Token Entropy Regularization for Multi-modal Antenna Affiliation Identification
Dong Chen, Ruoyu Li, Xinyan Zhang, Jialei Xu, Ruoseng Zhao, Zhikang Zhang, Lingyun Li, Zizhuang Wei
TL;DR
The paper tackles automatic antenna affiliation identification to replace labor-intensive tower inspections by fusing drone-based base-station videos, antenna geometry, and PCI signals within a two-stage training paradigm. It introduces Token Entropy Regularization (TER), comprising Enhanced Token Entropy and Token Entropy Loss, to align heterogeneous visual and signal representations and promote sparse, informative token encodings.

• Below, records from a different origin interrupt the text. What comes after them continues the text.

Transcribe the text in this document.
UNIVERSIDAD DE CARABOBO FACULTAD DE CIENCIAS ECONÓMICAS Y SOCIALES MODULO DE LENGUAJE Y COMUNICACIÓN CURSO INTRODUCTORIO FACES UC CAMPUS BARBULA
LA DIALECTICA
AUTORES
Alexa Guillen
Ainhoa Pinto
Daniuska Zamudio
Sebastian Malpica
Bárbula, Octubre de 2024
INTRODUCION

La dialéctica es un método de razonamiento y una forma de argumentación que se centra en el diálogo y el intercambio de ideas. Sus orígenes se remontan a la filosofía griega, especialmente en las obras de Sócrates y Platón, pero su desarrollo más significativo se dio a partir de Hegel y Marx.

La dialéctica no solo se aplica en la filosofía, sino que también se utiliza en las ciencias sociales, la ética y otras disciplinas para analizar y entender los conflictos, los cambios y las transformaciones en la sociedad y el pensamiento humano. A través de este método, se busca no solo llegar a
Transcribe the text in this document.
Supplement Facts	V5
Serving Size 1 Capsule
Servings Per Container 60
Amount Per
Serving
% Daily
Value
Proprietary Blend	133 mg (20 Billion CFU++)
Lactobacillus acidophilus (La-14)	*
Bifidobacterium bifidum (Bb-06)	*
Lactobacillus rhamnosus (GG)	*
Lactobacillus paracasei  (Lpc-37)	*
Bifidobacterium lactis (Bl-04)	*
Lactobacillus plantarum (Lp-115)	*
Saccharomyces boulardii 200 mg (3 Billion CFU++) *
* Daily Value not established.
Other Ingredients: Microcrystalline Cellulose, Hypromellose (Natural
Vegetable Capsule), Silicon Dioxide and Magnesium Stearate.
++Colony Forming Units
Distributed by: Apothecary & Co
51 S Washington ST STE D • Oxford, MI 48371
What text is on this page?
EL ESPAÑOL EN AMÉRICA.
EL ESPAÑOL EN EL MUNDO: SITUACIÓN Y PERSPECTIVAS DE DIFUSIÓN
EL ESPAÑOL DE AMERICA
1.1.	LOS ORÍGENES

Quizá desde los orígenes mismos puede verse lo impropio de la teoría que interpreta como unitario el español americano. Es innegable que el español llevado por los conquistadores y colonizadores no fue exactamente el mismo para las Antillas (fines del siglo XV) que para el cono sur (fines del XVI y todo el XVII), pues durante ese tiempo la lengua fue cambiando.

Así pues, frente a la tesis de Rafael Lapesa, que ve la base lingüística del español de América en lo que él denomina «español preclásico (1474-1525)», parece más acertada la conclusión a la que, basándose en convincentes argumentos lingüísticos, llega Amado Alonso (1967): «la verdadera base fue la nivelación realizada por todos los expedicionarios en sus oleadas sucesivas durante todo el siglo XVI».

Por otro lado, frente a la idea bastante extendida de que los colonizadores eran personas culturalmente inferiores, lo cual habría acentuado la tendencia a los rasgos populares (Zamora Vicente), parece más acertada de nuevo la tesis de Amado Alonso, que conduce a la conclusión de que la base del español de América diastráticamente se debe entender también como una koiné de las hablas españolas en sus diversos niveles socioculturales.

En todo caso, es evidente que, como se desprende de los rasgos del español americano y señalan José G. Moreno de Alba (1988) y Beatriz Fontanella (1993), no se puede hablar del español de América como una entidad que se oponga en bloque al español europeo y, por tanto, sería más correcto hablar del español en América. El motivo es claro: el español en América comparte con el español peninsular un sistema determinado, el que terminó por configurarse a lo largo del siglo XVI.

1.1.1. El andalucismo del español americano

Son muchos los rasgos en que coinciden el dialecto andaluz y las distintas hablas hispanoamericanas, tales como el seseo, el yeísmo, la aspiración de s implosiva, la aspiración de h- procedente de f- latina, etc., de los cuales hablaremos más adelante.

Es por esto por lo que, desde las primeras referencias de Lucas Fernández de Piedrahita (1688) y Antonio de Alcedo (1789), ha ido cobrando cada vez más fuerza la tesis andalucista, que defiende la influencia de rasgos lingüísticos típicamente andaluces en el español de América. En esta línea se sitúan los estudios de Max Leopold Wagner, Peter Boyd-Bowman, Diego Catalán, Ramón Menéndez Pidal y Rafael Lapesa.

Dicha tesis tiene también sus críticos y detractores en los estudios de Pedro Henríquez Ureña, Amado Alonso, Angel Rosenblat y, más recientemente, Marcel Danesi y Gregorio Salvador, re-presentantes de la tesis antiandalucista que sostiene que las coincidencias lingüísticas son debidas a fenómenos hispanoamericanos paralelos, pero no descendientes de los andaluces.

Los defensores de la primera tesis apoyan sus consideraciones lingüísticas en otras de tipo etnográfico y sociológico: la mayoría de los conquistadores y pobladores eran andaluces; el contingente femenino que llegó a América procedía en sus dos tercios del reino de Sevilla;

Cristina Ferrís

Empirical results show TER improves convergence and accuracy across multiple vision backbones, with a Pretrain + SFT regime yielding an overall top-1 antenna–PCI matching accuracy of $87.91\%$ and top-3 of $91.94\%$, and ablations confirming the benefits of token-level sparsity. The work demonstrates a practical, data-efficient path for open-world multimodal calibration in 4G/5G networks, reducing reliance on manual inspections and enabling scalable network optimization and asset management.
Abstract
Accurate antenna affiliation identification is crucial for optimizing and maintaining communication networks. Current practice, however, relies on the cumbersome and error-prone process of manual tower inspections. We propose a novel paradigm shift that fuses video footage of base stations, antenna geometric features, and Physical Cell Identity (PCI) signals, transforming antenna affiliation identification into multi-modal classification and matching tasks. Publicly available pretrained transformers struggle with this unique task due to a lack of analogous data in the communications domain, which hampers cross-modal alignment. To address this, we introduce a dedicated training framework that aligns antenna images with corresponding PCI signals. To tackle the representation alignment challenge, we propose a novel Token Entropy Regularization module in the pretraining stage. Our experiments demonstrate that TER accelerates convergence and yields significant performance gains. Further analysis reveals that the entropy of the first token is modality-dependent. Code will be made available upon publication.